# Important Takeaways So Far  

Hey, pretty cool — we’ve now tackled our very first ML examples:  

- **Linear Regression**:  
  We found the best-fit line (or plane, if you imagine higher dimensions).  
  In our 2D case, the data was described by two features, and we learned the parameters (weights) for a line:  

  $$
  w_1 \cdot x_1 + w_2 \cdot x_2 + w_0 = y
  $$

  - Here $w_1, w_2, w_0$ are the weights (parameters) the model learns.  
  - Once we know these, we can plug in the feature values $(x_1, x_2)$ to predict $y$.  

- **Logistic Regression**:  
  Very similar structure, but this time our goal was **classification**.  
  Instead of predicting a number directly, we learned weights that indirectly define a **decision boundary** — a line (in 2D) or plane (in higher dimensions) — that separates one class from another.  

---

## The Training Loop

You probably noticed something interesting: we basically **copy–pasted the training loop logic** from linear regression into logistic regression!  
The only things that changed were:  
- The **loss function** (MSE → BCE),  
- The **gradient calculation** (because it depends on the loss).  

Everything else was the same.  

Here’s the general recipe you’ve seen:  

1. **Initialize parameters (weights)** randomly.  
2. For a certain number of **epochs** (an epoch = one full pass over the training set):  
   - For each training record (or a batch — more on that below):  
     - Plug the features into the model → get a prediction $\hat{y}$.  
     - Compare $\hat{y}$ with the true label → compute the **loss**.  
     - Express the loss in terms of the weights.  
     - Compute the **gradient**: this tells us how the loss changes with respect to each weight, and in which direction the loss is increasing.  
     - Update the weights in the **opposite direction** of the gradient, since we want to move toward *lower* loss, not higher.

---

## Vectorization vs. Batching

- In practice, we don’t literally write a `for` loop over each record.  
  Instead, we **vectorize**: a couple of lines of NumPy will compute the average loss and gradient for the *entire dataset at once*.  

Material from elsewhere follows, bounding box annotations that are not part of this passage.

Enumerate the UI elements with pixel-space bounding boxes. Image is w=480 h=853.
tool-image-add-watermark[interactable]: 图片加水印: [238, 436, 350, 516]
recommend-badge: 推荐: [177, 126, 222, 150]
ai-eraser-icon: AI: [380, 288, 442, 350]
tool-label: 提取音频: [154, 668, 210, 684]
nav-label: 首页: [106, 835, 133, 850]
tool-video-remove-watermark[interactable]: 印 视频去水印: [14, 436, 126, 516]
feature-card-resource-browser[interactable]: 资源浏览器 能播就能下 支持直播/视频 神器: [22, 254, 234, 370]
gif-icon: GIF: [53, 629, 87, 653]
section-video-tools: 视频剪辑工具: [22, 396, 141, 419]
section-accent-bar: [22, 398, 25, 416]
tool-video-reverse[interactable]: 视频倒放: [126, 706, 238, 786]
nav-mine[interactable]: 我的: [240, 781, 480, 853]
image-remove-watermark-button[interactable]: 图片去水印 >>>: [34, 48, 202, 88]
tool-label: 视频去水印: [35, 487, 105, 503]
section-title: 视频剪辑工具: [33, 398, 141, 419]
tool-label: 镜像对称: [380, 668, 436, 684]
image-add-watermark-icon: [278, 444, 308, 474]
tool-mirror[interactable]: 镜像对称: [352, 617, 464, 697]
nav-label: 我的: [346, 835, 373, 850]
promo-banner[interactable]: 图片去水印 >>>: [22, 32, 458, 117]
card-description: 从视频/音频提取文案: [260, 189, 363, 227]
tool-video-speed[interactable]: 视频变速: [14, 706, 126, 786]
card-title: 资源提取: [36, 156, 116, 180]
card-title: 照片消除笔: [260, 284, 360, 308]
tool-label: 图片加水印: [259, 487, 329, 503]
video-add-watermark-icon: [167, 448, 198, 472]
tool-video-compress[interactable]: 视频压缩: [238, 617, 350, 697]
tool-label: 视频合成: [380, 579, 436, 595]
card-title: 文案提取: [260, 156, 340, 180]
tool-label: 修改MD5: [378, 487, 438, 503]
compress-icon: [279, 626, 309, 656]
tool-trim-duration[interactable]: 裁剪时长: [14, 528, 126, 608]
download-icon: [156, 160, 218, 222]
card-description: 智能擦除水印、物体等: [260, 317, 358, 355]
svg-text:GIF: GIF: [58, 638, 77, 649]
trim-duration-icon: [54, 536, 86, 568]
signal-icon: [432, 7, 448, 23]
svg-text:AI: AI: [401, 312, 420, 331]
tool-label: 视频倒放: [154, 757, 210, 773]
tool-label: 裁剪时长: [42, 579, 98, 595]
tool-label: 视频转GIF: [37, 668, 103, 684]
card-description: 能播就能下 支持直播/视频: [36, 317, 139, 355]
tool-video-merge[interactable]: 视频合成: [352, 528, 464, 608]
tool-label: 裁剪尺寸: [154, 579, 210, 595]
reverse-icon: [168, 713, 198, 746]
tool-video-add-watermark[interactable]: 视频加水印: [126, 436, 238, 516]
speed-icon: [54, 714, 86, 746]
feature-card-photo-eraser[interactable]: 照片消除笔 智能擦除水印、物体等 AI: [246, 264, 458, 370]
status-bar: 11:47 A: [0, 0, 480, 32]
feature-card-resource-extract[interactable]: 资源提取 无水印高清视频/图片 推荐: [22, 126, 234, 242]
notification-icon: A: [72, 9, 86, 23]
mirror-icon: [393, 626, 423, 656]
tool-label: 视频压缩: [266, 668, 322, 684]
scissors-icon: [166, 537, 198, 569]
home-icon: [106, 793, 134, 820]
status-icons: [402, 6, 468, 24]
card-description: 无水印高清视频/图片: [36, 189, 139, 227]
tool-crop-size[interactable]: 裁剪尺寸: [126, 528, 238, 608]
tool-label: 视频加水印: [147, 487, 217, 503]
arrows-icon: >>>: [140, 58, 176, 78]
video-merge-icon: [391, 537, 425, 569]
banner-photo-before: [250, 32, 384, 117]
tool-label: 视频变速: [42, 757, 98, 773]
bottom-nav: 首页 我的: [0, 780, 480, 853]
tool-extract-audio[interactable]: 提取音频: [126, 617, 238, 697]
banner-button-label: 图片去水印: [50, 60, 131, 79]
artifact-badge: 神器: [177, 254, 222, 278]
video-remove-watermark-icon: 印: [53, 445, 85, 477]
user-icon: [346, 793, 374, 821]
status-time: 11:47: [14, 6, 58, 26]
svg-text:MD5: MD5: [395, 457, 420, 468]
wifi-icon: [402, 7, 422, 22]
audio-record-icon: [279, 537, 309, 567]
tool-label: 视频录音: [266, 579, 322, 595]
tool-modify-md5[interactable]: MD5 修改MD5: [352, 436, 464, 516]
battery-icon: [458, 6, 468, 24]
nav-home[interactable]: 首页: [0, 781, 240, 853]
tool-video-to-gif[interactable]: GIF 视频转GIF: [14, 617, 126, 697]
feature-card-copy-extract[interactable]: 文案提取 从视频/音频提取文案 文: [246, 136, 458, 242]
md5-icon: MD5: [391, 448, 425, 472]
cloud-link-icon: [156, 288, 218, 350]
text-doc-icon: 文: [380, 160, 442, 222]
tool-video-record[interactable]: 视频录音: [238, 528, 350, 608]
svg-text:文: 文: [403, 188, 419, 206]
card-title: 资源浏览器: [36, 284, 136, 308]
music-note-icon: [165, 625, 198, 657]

- But for really large datasets, we don’t process everything in one go either.  
  Instead, we use **mini-batches**:  
  - Take small subsets (e.g. 16, 32, 64, 128 records).  
  - Do the same forward → loss → gradient → update loop, just on that batch.  
  - Repeat until we’ve seen all batches → that’s one epoch.  

This batching is the secret sauce that makes modern ML training feasible.  

---

## Main Takeaway

At its core, the **training loop is roughly the same across many ML algorithms**.  
The only things that change are:  
- The **loss function** (depends on the problem: regression, classification, etc.),  
- The resulting **gradient** (because it comes from the loss).  

Everything else — initialization, looping over data, updating weights — is the same rhythm.